Kata orang kalau sedih dengarkan lagu-lagu penyemangat agar tak larut dalam kesedihan tapi Lavina memilih memutar lagu sendu. Baginya mendengar lagu sendu lebih mencerminkan perasaannya saat ini. Dia bukan butuh penyemangat tapi butuh sesuatu yang mengerti keadaan dan posisinya saat sedang jatuh cinta.

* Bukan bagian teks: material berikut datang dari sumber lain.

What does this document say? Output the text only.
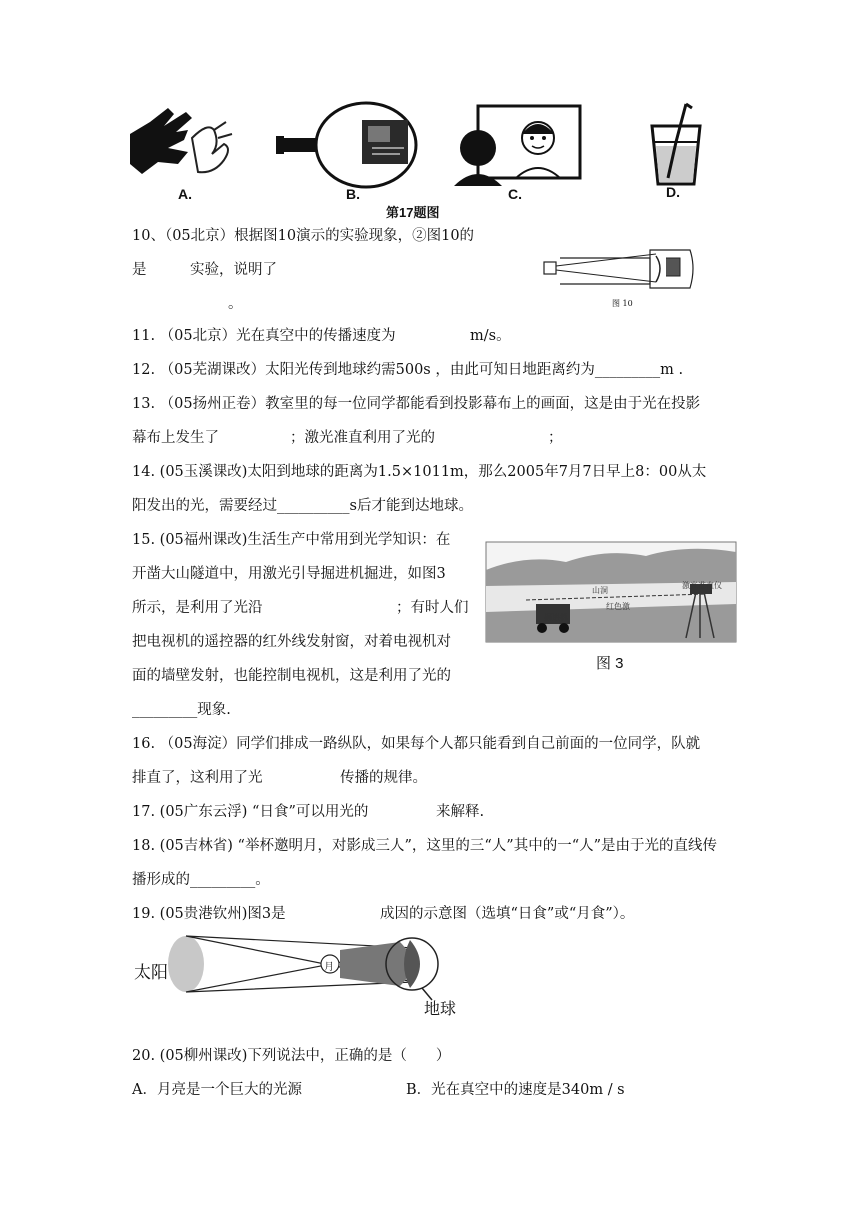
A.	B.	C.	D.
第17题图
10、（05北京）根据图10演示的实验现象，②图10的
是	实验，说明了
。	图 10
11. （05北京）光在真空中的传播速度为	m/s。
12. （05芜湖课改）太阳光传到地球约需500s ，由此可知日地距离约为_________m .
13. （05扬州正卷）教室里的每一位同学都能看到投影幕布上的画面，这是由于光在投影
幕布上发生了	；激光准直利用了光的	；
14. (05玉溪课改)太阳到地球的距离为1.5×1011m，那么2005年7月7日早上8：00从太
阳发出的光，需要经过__________s后才能到达地球。
15. (05福州课改)生活生产中常用到光学知识：在
开凿大山隧道中，用激光引导掘进机掘进，如图3
所示，是利用了光沿	；有时人们
把电视机的遥控器的红外线发射窗，对着电视机对
面的墙壁发射，也能控制电视机，这是利用了光的
_________现象.
山洞
激光准直仪
红色激
掘进机
图 3
16. （05海淀）同学们排成一路纵队，如果每个人都只能看到自己前面的一位同学，队就
排直了，这利用了光	传播的规律。
17. (05广东云浮) “日食”可以用光的	来解释.
18. (05吉林省) “举杯邀明月，对影成三人”，这里的三“人”其中的一“人”是由于光的直线传
播形成的_________。
19. (05贵港钦州)图3是	成因的示意图（选填“日食”或“月食”）。
太阳	月
地球
20. (05柳州课改)下列说法中，正确的是（　　）
A．月亮是一个巨大的光源	B．光在真空中的速度是340m / s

Dan lagu sendu itu sangat mengerti dirinya saat ini. Lagu Mytha Begitulah seolah menggambarkan keadaannya. Lavina kembali menitikkan air mata.
Lolita bahkan siapapun yang melihatnya akan mengatakan dirinya bodoh. Tapi cewek, terutama Lavina lebih menyukai menyiksa diri sendiri. Meskipun sakit tapi rasanya lega dengan menangis diam-diam. Bukan tertawa lepas tapi setelah itu kembali bersedih, seperti saat ini. Lavina sama saja seperti cewek lain yang suka menangis dan berasumsi sendiri. Menyiksa diri sendiri lebih memuaskannya saat ini.
Teruntuk hati.
Aku menyerah.
Jangan tanya bagaimana perasaanku.
Kamu lebih tahu dari siapapun.
Bibir ini mungkin mengatakan tidak.
Tapi kamu tahu pasti sebenarnya aku tak mampu melupakannya.
Teruntuk hati.
Ajari aku untuk tersenyum meski rindu terus menyiksaku.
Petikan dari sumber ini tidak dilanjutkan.